Ross Winton, an invertebrate biologist with Texas Parks and Wildlife, broke down a vinegaroon’s anatomy for me. Unlike a true scorpion, it has no poison-filled stinger. It has eight legs (like all arachnids) but only uses six for walking, while the long and skinny front pair are used as antennae. Vinegaroons are nocturnal, so they use these antennae-legs for feeling around in the dark and sensing their prey. The large front pincers are not legs but mouthparts that have evolved over time, says Winton, and in the rear they have long, whiplike tails (hence the name “whip scorpion”). As for the origin of the name “vinegaroon,” Winton tells me there is a tiny gland where that tail meets the abdomen that stores an acid with a pungent vinegar odor; sensory glands on the vinegaroon’s tail let it know if it has brushed against something that may be a threat, at which point it sprays the acid in self-defense.
But that shouldn’t alarm parkgoers, Winton insists—the acid, which wouldn’t spray farther than a foot or two, is meant to deter predators like raccoons or armadillos, but it won’t harm a person. “It’s more of an irritant,” he says. “It’s not like hydrochloric acid that’s going to burn a hole in your skin. There are some people who may get a little first-degree burn or redness, but it tends to dissipate. It’s pretty gaseous, so it’s not something that’s going to bore into your skin like in Alien or Predator.”
It should also be said that vinegaroons aren’t interested in fighting you anyway. They would far rather hang out under rocks, eat insects, and search for a vinegaroon mate. “They’re not super aggressive unless they’re provoked,” says Winton. “If someone’s poking them with a stick, they might get you with their pincers, but they’re not going to chase you down.” Plus, the invertebrate serves an important purpose—by feeding on undesirable insects like cockroaches, it helps keep those populations under control.

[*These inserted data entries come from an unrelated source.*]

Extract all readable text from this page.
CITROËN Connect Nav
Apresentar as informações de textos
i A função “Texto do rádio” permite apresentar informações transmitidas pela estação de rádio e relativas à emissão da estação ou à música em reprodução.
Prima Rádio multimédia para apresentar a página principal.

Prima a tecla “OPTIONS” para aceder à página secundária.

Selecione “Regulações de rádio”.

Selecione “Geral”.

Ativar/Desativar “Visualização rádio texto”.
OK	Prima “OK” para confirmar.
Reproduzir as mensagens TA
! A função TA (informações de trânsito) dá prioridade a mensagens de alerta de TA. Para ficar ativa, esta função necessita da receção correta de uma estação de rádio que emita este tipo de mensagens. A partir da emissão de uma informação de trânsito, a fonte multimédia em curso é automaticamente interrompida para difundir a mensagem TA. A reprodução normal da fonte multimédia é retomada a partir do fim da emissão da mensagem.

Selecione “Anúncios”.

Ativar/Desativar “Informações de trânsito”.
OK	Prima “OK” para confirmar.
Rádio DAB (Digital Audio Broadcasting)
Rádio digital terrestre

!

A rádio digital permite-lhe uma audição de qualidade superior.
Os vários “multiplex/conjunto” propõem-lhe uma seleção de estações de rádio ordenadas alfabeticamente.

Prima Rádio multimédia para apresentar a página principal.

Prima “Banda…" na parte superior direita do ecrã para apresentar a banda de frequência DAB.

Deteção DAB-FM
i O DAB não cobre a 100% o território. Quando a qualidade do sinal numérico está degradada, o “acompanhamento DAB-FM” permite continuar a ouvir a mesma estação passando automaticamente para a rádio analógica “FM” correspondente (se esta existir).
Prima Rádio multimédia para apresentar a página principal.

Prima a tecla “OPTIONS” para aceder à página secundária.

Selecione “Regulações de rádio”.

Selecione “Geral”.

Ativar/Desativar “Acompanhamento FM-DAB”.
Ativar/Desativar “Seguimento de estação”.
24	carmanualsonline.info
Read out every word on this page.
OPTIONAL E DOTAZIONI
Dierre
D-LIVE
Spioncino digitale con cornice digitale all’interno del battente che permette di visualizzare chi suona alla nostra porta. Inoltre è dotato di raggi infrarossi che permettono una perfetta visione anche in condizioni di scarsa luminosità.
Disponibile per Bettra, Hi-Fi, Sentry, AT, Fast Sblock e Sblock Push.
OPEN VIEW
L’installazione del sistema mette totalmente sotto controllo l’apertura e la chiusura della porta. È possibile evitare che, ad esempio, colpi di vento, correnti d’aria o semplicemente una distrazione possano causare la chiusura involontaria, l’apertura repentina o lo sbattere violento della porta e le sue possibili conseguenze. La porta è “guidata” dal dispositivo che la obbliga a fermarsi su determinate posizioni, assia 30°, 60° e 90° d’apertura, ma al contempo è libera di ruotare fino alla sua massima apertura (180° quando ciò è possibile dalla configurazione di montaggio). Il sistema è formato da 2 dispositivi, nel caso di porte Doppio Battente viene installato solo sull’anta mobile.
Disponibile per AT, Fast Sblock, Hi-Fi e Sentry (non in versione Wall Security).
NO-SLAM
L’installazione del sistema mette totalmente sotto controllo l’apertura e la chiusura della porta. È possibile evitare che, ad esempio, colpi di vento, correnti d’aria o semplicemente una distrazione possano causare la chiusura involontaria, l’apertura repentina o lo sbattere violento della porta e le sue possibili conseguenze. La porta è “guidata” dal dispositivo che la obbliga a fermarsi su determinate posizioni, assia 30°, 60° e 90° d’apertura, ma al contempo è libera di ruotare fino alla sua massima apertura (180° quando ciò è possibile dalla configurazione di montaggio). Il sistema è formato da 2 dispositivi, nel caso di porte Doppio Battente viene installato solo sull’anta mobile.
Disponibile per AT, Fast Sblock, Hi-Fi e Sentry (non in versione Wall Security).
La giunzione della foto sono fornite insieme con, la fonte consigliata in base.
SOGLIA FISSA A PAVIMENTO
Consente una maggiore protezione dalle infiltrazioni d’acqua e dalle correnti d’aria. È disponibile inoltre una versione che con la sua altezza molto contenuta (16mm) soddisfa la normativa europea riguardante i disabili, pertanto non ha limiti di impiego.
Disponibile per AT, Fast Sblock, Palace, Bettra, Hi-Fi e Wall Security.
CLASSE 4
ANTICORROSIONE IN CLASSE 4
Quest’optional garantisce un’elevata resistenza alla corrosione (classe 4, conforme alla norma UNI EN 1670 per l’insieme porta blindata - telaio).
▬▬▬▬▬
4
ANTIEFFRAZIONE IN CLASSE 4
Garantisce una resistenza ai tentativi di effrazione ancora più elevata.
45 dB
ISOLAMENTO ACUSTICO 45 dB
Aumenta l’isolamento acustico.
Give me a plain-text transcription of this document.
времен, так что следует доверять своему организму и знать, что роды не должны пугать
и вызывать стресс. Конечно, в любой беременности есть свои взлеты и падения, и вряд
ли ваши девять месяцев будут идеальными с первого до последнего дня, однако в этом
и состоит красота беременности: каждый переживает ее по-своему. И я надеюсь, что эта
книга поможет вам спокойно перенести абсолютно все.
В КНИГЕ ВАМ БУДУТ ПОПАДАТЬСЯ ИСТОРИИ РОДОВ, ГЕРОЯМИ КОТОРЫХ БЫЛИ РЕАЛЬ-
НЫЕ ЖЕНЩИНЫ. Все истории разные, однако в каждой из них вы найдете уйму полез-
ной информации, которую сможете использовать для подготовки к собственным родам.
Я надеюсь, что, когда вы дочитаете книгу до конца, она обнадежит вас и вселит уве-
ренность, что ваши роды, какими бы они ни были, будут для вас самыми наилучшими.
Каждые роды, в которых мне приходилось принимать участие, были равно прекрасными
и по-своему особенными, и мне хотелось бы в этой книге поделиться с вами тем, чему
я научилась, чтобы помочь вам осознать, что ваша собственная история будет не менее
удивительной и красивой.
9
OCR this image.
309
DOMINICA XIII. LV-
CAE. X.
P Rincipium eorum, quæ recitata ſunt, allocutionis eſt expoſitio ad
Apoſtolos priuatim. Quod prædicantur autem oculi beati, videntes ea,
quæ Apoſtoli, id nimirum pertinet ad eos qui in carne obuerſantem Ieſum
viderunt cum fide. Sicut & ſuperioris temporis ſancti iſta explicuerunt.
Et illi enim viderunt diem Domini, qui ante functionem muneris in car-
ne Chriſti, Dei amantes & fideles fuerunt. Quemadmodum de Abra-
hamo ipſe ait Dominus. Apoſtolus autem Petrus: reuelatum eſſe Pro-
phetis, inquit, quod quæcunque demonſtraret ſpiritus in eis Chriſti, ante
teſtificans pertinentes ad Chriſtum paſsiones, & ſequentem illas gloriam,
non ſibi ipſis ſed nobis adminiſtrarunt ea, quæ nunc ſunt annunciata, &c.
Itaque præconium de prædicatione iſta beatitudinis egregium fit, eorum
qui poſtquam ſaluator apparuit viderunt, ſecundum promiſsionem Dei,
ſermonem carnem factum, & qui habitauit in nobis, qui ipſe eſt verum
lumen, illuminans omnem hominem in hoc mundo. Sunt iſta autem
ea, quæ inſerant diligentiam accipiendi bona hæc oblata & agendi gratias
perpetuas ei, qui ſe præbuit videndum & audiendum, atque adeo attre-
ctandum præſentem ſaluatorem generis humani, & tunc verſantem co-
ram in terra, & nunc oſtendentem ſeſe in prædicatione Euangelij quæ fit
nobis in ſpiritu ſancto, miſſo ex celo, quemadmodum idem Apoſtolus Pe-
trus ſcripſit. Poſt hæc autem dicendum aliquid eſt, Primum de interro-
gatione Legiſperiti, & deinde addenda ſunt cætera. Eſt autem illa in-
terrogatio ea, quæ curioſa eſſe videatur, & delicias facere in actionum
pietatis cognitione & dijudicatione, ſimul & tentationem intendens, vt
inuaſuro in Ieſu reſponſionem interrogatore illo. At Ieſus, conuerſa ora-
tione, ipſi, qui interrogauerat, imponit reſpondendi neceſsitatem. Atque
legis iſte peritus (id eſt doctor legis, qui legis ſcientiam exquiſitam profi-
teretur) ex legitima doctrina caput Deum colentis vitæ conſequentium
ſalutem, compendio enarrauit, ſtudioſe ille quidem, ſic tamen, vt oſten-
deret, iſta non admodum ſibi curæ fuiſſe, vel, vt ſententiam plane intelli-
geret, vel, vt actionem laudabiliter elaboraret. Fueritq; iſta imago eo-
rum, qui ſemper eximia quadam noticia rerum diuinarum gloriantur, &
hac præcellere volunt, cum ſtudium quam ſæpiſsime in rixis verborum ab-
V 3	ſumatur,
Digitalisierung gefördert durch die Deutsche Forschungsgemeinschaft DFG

Vinegaroons are so unthreatening, in fact, that some people choose to keep them as pets. Allison Shafer of Tulsa is an enthusiast—she works at a pet store and owns snakes, wolf spiders, a tarantula, and a scorpion, in addition to two female vinegaroons she calls Lady and Big Lady (Big Lady is slightly larger than Lady). She was a little horrified to learn about the Texas-based vinegaroon panic. “A lot of news sites are fear-mongering about these things,” she says. Shafer took to the Big Bend Facebook page to defend the honor of the vinegaroon, and tells me that she lets the Ladies crawl up and down her arm; she has been sprayed with their acid, and claims it’s so benign she didn’t even notice until she smelled vinegar.
“The fact that people are all like, ‘Kill it with fire; destroy it,’ is absolutely ridiculous, because there’s no reason to act like that about a little bug that can’t even hurt you,” says Shafer. “It just looks scary. It’s just minding its own business, doing its thing, like someone else’s cat or dog.” To each her own! Though if you do want an adorable, acid-spraying arachnid as a pet, bear in mind that you’re forbidden from taking them out of national parks—keep a respectful distance, then try a pet store.
Correction: A previous version of this story stated that the term “land lobsters from hell” originated from the Houston Chronicle. It actually came from Chron.com, which operates separately.